Em termos de banda sonora, esta ilustra na perfeição a época da série e como sou fã de música dos anos 80, esta componente só veio tornar Pose ainda mais atrativa aos meus olhos. A imagem da série é bastante colorida no contexto dos balls, mas utiliza tons mais neutros nas restantes cenas. Denota-se uma iluminação amarelada alusiva aos filmes produzidos nos anos 80/90.

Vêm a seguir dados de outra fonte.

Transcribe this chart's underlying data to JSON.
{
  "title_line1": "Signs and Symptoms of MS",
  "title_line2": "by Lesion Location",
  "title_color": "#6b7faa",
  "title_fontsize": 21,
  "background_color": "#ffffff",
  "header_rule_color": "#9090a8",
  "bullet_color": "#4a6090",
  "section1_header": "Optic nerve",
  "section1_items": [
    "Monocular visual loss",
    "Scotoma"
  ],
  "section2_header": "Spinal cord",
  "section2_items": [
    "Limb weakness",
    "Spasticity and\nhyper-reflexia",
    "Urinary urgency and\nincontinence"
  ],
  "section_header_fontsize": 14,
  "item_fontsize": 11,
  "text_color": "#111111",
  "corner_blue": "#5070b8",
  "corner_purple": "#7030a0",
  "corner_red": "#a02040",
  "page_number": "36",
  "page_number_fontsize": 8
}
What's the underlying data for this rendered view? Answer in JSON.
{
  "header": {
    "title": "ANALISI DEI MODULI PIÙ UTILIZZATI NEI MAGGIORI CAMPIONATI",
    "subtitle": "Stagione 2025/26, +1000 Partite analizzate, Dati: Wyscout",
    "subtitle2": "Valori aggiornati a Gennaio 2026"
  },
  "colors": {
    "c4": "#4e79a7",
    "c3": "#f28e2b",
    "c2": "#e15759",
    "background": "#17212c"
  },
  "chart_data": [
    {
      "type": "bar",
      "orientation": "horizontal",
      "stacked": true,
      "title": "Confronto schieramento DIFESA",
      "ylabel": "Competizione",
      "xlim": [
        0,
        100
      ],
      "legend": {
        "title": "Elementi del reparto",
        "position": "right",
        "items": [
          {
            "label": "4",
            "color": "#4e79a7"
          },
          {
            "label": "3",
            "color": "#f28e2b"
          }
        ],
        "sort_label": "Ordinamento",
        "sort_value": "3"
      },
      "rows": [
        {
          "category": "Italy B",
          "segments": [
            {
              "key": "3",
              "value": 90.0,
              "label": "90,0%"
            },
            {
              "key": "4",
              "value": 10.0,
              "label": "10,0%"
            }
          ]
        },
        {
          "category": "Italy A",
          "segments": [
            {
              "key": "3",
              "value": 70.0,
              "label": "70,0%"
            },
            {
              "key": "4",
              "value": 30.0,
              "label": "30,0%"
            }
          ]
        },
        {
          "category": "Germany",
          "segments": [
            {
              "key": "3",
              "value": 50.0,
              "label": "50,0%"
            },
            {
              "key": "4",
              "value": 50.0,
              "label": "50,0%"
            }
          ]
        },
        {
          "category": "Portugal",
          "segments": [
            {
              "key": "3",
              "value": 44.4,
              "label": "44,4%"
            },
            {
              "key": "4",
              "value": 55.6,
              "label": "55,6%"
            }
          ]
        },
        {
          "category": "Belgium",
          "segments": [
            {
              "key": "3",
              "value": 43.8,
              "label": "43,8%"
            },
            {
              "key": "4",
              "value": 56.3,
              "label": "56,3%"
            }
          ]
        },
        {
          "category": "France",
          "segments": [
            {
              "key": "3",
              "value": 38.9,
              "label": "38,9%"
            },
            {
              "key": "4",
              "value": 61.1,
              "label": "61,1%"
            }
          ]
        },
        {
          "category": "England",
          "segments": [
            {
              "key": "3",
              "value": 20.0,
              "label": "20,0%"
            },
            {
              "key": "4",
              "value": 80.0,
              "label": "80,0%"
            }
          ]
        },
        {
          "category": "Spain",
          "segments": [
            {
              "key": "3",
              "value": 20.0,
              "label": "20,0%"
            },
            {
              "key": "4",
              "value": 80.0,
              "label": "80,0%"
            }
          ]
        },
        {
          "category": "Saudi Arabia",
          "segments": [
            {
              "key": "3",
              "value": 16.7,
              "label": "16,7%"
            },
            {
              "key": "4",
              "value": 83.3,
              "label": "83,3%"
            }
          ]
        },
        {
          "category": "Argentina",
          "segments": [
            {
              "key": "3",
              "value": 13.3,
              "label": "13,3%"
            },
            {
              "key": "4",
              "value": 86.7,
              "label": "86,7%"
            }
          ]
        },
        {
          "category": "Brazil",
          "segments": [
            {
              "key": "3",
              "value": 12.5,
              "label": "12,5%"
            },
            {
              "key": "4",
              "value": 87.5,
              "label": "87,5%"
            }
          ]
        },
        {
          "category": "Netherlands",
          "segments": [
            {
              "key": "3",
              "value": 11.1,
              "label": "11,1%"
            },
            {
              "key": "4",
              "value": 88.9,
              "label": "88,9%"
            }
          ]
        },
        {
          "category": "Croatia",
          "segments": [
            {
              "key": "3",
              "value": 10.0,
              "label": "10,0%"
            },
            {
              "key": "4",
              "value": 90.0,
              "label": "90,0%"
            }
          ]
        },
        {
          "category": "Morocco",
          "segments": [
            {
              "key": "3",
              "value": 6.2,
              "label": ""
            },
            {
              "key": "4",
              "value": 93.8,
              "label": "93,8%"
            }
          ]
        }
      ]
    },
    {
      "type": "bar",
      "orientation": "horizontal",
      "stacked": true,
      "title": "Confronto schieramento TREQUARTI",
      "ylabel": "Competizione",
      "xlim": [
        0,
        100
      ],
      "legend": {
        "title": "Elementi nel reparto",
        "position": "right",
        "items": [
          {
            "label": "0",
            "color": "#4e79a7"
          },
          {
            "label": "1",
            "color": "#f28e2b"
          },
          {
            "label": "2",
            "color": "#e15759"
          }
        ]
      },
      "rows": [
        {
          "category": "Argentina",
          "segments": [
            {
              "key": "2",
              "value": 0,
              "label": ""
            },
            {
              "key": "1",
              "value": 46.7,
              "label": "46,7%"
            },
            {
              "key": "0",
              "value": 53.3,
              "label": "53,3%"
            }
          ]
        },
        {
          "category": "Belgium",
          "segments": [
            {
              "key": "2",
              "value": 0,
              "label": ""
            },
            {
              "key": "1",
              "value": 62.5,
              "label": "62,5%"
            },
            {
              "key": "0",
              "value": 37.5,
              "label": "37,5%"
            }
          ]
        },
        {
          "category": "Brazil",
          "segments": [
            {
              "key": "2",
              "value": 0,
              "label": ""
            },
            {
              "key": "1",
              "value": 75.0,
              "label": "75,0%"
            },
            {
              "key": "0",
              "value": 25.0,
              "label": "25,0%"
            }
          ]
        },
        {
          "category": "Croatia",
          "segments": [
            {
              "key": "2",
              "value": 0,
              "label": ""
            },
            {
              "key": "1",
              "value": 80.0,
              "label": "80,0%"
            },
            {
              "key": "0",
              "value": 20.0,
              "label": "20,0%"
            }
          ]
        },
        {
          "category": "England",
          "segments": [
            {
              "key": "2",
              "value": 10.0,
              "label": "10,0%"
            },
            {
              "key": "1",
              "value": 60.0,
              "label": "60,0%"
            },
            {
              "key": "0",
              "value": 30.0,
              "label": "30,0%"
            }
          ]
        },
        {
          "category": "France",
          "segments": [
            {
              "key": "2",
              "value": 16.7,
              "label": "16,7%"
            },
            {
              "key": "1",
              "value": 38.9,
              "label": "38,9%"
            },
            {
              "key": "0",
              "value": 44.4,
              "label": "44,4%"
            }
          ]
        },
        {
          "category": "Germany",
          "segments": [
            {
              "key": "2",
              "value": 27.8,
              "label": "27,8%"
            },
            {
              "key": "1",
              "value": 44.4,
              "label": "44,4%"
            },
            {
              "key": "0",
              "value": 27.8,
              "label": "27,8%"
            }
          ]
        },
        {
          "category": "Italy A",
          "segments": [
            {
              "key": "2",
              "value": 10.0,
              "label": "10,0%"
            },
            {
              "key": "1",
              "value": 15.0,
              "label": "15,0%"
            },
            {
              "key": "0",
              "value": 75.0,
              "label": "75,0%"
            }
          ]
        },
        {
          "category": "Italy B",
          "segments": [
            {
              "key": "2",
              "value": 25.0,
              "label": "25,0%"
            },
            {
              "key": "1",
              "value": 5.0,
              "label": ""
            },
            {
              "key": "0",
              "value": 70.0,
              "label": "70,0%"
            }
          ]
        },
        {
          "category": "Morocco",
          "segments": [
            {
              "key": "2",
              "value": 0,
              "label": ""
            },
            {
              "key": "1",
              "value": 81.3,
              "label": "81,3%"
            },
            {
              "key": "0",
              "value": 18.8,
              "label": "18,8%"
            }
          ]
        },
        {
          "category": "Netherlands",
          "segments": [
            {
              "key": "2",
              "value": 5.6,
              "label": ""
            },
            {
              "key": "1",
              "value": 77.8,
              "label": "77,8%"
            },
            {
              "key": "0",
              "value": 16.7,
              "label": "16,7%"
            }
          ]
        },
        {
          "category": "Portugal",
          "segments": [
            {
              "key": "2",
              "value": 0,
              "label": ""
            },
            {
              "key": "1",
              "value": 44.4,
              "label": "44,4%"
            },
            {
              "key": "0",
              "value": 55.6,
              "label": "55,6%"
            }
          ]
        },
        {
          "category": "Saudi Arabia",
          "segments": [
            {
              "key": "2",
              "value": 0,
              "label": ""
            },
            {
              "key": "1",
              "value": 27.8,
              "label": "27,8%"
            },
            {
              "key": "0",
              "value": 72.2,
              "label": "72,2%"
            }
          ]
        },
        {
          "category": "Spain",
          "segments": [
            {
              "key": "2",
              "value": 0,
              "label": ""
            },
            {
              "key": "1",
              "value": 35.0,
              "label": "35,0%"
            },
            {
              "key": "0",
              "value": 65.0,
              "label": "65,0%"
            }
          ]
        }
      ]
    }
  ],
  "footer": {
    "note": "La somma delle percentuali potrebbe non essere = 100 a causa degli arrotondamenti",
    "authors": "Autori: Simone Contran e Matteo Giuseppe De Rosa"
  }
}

Se gostaste das duas primeiras temporadas de Pose, a terceira é um must watch, está muito bem conseguida e, como temporada final, dá uma boa conclusão aos vários acontecimentos, transmitindo mensagens poderosas ao espectador. Se acreditarmos que conseguimos fazer algo já é meio caminho andado para efetivamente o alcançarmos. No final da temporada há uma fala que resume muito bem aquilo que esta série representa: “As casas são lares para todos os que nunca tiveram um. E eles vão continuar a vir para cá, para Nova Iorque, tal como o sol vai nascer.” Pose é união, resiliência, espírito de sacrifício e se gostas de ver as pessoas a lutar por elas mesmas e pela sua felicidade então inspira-te! É sem dúvida uma temporada emocionante que provavelmente levará os mais sensíveis às lágrimas.
Melhor episódio:
Episódio 7 – Series Finale (Part I) – Escolhi este episódio porque me parece ser o culminar da temporada. Arrisco dizer que é o episódio em que mais vemos a resiliência e luta em momentos em que parece já não haver esperança. Por mais que estas pessoas lutem, continuam a ser discriminadas, mas vemos também o espírito de sacrifício dentro da comunidade.
Personagem de destaque:
Pray Tell (Billy Porter) – Esta personagem teve uma evolução incrível ao longo da temporada. Frustrado por ver os amigos partir, vítimas do vírus, é dos mais afetados psicologicamente. No entanto, à medida que os episódios avançam, ele vai ganhando força e vai encarando a vida de outra forma. Oriundo de uma família católica, nunca foi compreendido, ganhando uma revolta contra a igreja. É uma personagem resiliente, corajosa, generosa e amiga dos seus amigos.